View ROCm Compute Profiler analysis data in ROCm Optiq#

2026-05-05

9 min read time

Applies to Linux and Windows

ROCm Optiq provides intuitive, interactive profiling analysis for compute workloads by moving from a high-level performance summary to detailed kernel- and metric-level analysis. ROCm Optiq provides intuitive, interactive profiling and analysis for compute workloads, moving from high-level performance summaries to detailed kernel- and metric-level analysis. It enables rapid identification of performance hotspots and interactive exploration of kernel-level metrics for a profiled workload.

Note

See the ROCm Compute Profiler documentation for more information.

Open a ROCm Compute Profiler database file#

ROCm Optiq supports the ROCm Compute Profiler analysis database format (.db).

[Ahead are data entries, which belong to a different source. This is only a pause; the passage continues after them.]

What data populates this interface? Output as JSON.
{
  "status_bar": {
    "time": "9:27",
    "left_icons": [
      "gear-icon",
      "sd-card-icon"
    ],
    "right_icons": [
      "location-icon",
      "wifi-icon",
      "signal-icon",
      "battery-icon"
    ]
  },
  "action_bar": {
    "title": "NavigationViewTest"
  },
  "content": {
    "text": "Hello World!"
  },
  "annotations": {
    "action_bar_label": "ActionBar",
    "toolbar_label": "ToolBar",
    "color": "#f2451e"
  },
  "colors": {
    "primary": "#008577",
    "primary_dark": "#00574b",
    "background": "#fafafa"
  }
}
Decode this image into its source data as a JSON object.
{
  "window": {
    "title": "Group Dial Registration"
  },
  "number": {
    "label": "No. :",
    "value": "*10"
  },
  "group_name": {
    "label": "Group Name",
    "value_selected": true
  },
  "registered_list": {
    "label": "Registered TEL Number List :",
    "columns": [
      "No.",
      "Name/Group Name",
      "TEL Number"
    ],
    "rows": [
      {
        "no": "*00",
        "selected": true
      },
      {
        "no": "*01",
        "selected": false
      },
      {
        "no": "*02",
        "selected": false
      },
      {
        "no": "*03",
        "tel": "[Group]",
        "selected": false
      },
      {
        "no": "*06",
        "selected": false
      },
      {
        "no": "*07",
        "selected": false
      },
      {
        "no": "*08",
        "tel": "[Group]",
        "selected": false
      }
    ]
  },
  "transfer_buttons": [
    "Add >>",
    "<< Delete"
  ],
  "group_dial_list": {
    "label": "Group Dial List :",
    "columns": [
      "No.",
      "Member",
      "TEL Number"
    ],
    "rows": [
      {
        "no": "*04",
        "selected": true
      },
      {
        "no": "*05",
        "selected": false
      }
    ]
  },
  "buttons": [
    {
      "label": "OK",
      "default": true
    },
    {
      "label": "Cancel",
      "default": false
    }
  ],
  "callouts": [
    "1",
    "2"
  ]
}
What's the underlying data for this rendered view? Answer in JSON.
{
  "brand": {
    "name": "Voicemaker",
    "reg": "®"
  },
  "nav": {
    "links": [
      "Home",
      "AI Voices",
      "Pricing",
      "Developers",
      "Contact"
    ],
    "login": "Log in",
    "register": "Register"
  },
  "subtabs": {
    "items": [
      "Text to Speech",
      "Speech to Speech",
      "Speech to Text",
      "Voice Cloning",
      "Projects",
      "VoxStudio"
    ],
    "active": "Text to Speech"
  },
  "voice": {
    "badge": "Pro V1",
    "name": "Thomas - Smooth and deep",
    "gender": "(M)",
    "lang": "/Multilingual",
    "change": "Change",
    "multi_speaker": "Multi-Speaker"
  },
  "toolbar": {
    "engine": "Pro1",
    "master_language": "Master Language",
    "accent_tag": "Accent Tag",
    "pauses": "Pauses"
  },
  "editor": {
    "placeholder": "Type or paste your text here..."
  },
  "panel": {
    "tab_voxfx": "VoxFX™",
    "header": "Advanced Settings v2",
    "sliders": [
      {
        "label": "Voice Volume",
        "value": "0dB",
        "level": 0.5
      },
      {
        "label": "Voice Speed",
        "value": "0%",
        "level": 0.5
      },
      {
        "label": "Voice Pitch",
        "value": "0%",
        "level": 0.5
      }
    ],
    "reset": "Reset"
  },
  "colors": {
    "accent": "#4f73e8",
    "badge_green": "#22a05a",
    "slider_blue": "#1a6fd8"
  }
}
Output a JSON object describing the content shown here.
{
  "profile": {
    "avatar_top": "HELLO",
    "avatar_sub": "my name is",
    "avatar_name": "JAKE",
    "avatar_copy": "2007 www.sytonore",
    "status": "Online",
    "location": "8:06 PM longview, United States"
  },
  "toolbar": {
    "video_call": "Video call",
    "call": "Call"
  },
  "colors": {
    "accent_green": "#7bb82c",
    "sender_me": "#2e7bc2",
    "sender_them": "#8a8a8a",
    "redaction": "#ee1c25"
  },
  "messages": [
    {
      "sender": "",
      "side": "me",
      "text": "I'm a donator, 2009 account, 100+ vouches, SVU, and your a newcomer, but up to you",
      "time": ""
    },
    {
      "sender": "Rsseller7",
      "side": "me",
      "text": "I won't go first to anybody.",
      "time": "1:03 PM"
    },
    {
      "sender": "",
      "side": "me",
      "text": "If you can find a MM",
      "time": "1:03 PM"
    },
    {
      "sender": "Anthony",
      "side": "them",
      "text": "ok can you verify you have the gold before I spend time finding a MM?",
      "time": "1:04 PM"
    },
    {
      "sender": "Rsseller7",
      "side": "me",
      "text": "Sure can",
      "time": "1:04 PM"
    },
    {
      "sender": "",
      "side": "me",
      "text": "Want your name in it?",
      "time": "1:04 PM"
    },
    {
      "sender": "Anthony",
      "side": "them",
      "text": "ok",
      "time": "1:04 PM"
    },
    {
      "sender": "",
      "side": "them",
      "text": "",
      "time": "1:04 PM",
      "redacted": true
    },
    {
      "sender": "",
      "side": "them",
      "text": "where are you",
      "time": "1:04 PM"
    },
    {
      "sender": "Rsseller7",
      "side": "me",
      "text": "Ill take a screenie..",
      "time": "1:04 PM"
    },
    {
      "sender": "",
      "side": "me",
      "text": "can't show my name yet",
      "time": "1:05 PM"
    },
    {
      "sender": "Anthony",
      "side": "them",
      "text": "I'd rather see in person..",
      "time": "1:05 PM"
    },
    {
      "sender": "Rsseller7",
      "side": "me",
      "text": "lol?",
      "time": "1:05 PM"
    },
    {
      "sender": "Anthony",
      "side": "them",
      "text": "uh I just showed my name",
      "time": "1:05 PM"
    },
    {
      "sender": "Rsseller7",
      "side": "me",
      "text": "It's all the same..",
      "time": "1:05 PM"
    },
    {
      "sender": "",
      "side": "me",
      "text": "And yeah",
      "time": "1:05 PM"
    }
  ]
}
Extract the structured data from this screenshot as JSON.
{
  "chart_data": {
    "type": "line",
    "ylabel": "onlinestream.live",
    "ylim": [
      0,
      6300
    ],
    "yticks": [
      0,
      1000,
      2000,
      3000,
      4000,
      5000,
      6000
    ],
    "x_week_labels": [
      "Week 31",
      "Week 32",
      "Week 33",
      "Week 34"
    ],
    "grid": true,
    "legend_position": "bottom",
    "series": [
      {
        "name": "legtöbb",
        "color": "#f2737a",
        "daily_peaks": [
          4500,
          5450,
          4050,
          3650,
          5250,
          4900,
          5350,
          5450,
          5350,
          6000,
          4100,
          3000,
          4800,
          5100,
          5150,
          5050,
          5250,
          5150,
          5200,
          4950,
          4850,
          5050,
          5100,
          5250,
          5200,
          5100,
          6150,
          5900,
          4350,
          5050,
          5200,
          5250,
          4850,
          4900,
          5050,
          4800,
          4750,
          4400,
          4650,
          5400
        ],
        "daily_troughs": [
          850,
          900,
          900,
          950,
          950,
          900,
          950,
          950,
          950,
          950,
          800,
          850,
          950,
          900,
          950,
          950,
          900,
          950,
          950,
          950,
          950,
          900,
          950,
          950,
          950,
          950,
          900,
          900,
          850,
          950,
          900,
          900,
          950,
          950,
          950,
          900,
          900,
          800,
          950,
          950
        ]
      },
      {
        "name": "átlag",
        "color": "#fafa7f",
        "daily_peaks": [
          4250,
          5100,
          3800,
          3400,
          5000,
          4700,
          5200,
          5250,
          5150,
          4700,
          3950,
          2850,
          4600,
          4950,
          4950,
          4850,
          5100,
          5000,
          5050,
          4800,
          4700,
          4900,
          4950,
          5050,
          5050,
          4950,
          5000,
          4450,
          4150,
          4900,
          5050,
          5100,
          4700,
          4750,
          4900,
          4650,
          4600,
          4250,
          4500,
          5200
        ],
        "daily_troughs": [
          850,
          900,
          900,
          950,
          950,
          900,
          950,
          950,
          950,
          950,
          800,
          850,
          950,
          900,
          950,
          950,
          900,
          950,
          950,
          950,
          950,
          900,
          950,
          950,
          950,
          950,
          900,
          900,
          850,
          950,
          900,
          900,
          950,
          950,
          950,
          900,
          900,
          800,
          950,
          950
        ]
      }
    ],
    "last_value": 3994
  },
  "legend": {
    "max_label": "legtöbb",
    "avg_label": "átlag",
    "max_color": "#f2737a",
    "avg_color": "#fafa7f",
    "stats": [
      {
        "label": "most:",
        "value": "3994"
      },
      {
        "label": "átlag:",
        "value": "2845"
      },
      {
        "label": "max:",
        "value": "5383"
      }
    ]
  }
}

Select File > Open to open a database file. You can also open files by dragging them into the application window.

Troubleshooting#

If the analysis database file doesn’t open, it might be in an unsupported format. To generate profiling data in a compatible format, run the CLI analysis with the --output-format option set to the ROCm Compute analysis database format:

rocprof-compute analyze --output-name your-datafile-name --output-format db -p </path/to/workload>

When you open a ROCm Compute Profiler analysis database file, you can view its data populated in Summary View, Summary View – System Speed-of-Light, Table View, and Workload Details.

Summary View#

The Summary View displays a high-level overview of the captured data.

Summary View – Table#

The table in Summary View lists the top 10 longest-running kernels sorted by Total Execution Time. The table displays kernel names, the number of invocations, and statistics including Total, Min, Max, Mean, and Median durations.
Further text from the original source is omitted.